How's that Inflation?

Although official numbers show the recession ended in 2009, 72% of consumers still feel like they're in a recession.

That's inflation folks. It fudges the numbers so you can tell everyone everything is fine, but even if they can't put their finger on it people know it just isn't true. Wages may be going up nominally but the price of goods is going up faster. Portions are getting smaller. Purchasing power is decreasing.  And wealth is systematically getting transferred to banks and political cronies.

Why? Because monetary inflation is caused by Uncle Sam deficit spending and printing money to "pay" for it. This money goes to government contractors and banks first, where they can spend it before the market prices adjust to accommodate the new money competing for the same amount of goods.  The price of goods increases and then wages gradually trail along behind.

But the banks and cronies have already gotten their share of the pie. They spent the money before prices went up; the workers are spending it after. It's traditional buy-low, sell-high and the banks are keeping the spread.

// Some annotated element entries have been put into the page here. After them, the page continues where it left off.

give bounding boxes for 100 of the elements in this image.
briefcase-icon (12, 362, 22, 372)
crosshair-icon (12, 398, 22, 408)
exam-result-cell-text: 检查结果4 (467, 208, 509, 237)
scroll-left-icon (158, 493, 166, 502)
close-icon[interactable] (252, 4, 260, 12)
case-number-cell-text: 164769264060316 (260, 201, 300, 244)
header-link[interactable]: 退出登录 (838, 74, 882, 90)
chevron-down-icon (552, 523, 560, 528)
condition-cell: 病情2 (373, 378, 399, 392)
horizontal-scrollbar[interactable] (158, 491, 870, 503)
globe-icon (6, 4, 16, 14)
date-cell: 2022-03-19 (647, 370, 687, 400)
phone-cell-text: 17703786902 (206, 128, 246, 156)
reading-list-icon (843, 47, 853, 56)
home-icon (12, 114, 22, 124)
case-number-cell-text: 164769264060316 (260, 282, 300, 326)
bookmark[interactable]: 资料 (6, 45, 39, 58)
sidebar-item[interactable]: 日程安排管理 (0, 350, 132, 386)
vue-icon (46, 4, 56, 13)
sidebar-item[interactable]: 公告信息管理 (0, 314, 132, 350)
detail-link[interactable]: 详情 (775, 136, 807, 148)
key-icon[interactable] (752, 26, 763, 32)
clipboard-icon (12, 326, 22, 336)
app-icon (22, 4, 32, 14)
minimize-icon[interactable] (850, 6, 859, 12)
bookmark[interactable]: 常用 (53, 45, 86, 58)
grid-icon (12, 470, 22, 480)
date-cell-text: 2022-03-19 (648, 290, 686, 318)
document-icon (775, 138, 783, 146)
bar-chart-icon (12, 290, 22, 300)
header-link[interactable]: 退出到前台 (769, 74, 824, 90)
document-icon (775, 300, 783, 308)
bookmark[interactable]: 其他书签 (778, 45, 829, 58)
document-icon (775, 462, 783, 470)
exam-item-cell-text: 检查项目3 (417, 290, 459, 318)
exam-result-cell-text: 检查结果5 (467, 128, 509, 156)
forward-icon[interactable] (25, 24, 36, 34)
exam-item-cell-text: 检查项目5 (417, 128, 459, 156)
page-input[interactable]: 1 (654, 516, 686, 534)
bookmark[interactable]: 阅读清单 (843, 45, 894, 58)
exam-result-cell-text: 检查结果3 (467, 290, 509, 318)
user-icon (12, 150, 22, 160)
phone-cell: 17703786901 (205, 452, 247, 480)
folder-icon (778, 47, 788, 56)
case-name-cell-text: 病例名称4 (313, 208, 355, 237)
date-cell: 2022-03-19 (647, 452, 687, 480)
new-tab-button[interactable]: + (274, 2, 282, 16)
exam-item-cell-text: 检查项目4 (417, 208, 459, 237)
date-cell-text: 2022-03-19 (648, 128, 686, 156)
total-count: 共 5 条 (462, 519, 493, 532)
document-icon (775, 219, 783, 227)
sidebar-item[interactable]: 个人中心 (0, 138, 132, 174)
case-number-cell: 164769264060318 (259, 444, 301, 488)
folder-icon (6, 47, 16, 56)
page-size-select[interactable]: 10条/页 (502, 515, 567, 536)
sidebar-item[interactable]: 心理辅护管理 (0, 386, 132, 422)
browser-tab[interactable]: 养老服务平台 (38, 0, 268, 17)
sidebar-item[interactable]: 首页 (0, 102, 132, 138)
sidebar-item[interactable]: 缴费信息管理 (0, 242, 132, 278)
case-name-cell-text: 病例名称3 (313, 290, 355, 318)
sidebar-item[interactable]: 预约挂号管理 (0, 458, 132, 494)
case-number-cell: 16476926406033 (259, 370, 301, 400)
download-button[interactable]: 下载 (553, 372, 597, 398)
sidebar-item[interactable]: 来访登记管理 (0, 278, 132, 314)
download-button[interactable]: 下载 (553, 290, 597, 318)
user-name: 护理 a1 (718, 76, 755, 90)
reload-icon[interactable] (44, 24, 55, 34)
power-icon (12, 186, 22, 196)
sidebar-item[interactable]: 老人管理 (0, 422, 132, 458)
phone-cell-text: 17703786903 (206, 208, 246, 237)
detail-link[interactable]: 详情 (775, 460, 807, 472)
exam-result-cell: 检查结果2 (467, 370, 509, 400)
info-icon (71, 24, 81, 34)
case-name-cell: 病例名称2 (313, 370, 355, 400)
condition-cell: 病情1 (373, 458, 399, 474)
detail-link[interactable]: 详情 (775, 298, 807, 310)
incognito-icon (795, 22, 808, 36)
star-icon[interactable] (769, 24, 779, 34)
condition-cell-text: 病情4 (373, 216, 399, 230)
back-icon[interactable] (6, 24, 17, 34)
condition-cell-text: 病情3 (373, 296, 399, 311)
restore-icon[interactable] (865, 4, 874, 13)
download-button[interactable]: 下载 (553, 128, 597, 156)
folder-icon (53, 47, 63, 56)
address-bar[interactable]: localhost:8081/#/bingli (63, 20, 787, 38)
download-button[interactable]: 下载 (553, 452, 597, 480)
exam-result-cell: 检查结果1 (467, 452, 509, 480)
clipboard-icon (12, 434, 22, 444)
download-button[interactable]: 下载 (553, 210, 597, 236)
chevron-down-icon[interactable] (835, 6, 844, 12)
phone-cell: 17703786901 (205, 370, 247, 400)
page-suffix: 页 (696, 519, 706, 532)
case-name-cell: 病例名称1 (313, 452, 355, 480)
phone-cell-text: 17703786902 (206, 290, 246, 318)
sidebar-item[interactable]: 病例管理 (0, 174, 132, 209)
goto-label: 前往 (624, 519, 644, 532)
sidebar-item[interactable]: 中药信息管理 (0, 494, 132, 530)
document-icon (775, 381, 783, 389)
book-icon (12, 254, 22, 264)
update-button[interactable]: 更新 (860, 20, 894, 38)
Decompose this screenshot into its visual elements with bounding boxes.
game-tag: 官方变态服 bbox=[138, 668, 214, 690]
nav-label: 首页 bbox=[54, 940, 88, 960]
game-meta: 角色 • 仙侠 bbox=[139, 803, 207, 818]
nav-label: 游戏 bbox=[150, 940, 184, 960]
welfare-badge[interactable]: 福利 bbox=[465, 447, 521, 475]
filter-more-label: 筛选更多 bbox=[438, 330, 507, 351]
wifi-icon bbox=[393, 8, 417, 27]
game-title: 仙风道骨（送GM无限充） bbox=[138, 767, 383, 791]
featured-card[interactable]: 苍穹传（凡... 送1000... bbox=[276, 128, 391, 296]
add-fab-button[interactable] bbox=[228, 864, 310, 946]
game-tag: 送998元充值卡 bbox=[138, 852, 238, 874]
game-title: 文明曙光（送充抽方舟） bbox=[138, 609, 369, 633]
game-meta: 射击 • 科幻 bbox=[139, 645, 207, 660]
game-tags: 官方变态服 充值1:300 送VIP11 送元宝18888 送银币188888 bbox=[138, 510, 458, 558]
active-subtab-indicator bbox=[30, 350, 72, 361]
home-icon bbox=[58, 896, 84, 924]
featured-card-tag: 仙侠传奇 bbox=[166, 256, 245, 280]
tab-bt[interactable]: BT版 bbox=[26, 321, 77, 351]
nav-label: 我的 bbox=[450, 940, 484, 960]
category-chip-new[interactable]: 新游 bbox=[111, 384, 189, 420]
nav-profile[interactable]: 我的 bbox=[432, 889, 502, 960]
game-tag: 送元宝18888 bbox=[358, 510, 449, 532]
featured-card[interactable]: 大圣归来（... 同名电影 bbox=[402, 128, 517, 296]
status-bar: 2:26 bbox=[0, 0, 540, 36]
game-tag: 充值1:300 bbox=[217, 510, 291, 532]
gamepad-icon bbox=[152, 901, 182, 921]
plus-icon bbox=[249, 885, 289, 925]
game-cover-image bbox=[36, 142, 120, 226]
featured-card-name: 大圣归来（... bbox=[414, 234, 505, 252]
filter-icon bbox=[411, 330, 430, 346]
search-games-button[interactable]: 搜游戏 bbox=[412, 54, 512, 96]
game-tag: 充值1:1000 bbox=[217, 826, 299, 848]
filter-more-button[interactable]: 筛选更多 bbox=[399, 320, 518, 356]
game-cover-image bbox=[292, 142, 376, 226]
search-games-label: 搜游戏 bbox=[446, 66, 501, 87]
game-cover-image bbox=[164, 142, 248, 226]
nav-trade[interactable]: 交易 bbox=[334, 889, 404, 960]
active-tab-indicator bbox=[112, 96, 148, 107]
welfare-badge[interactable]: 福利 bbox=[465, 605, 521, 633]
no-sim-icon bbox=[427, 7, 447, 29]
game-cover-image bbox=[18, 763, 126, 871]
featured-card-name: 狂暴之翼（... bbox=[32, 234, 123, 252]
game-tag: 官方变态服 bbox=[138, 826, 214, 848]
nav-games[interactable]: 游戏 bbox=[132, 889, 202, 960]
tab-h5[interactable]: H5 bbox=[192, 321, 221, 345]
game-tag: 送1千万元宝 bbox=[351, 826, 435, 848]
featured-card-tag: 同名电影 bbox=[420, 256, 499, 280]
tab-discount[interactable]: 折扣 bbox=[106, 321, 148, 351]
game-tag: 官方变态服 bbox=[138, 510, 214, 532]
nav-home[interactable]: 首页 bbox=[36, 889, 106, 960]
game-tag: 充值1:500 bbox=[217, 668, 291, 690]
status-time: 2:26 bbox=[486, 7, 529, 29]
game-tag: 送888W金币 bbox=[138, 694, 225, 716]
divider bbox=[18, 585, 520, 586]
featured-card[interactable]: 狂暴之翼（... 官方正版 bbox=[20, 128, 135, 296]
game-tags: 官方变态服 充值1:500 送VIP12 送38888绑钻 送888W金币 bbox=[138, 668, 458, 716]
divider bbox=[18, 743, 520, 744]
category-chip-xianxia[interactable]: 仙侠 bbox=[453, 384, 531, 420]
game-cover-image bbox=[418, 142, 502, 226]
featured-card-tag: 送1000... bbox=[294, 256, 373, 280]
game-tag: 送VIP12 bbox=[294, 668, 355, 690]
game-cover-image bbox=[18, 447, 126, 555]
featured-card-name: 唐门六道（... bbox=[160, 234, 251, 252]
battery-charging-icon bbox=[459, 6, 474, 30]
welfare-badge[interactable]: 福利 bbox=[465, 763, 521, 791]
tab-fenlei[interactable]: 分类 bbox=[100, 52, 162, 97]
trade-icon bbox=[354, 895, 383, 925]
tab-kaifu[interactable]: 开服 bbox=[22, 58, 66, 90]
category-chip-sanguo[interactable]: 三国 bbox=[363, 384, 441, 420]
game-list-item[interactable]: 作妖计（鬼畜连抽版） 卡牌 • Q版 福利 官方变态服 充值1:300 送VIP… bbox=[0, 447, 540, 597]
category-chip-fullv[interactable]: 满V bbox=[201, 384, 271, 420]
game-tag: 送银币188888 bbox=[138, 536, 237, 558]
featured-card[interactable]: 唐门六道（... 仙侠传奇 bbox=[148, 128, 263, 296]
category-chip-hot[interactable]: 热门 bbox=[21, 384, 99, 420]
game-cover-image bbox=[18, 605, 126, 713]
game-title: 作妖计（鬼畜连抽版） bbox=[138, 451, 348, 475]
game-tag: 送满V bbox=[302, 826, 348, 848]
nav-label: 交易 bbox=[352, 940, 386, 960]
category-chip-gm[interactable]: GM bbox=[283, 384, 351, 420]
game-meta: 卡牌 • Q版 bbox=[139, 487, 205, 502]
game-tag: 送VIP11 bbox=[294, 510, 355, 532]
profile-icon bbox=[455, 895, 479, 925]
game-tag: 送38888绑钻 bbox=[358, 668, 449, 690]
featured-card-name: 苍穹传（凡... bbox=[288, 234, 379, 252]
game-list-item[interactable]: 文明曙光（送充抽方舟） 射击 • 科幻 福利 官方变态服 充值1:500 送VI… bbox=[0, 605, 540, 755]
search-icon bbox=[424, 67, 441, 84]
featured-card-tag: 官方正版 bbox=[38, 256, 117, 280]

Why can they do that? Because the politicians continue to spend money we don't have by counterfeiting it out of thin air. They keep lying to us that this is making things better and helping the economy.

Somewhere deep inside 72% of people know something is not right. But we'll keep reelecting the same liars until enough of us can finally see through their tricks.

Sunday, June 30, 2013

Tiger Woods Makes How Much??


“I can’t believe that America pays athletes and movie stars so much!”

The presumption in this statement is that “America” is some single entity that has decided it values athletes more than police or teachers and that if only “America” changed its mind, this could somehow be “fixed.” However the reality is that in economics, having an available substitute usually drives prices down. For example, despite the importance of Police Officer Smith’s job, he is far easier to replace than Michael Jordan. The same can be said for teachers, nurses, firemen and even soldiers. In most cases, there is no shortage of applicants possessing the necessary skills to fill these important roles.

The movie-star effect is also a product of mass media. There are two ways to get rich: bring a million dollars’ worth of value to one person, or bring a dollar’s worth of value to millions of people. When an actor’s effectiveness was limited to the number of people you could fit in a single theater, their economic position was similarly poorer. Once they were able to bring their performance to millions of people through movie reels, their value and wealth increased dramatically.

So, why are athletes paid so much? Because you, me and millions of other people are willing to pay a few dollars for their performance, and that adds up. But when someone complains about their salaries, what are they suggesting? Are they willing to launch a campaign to convince millions of people to stop paying to watch sporting events? Or are they suggesting that by fiat, dictate or some other law we should place a cap on how much we value those individuals?

I’m often torn on whether people who make such statements are simply ignorant of basic economics or truly desire to wield power over others to bring into existence their own world view. I’d prefer to think it’s the former.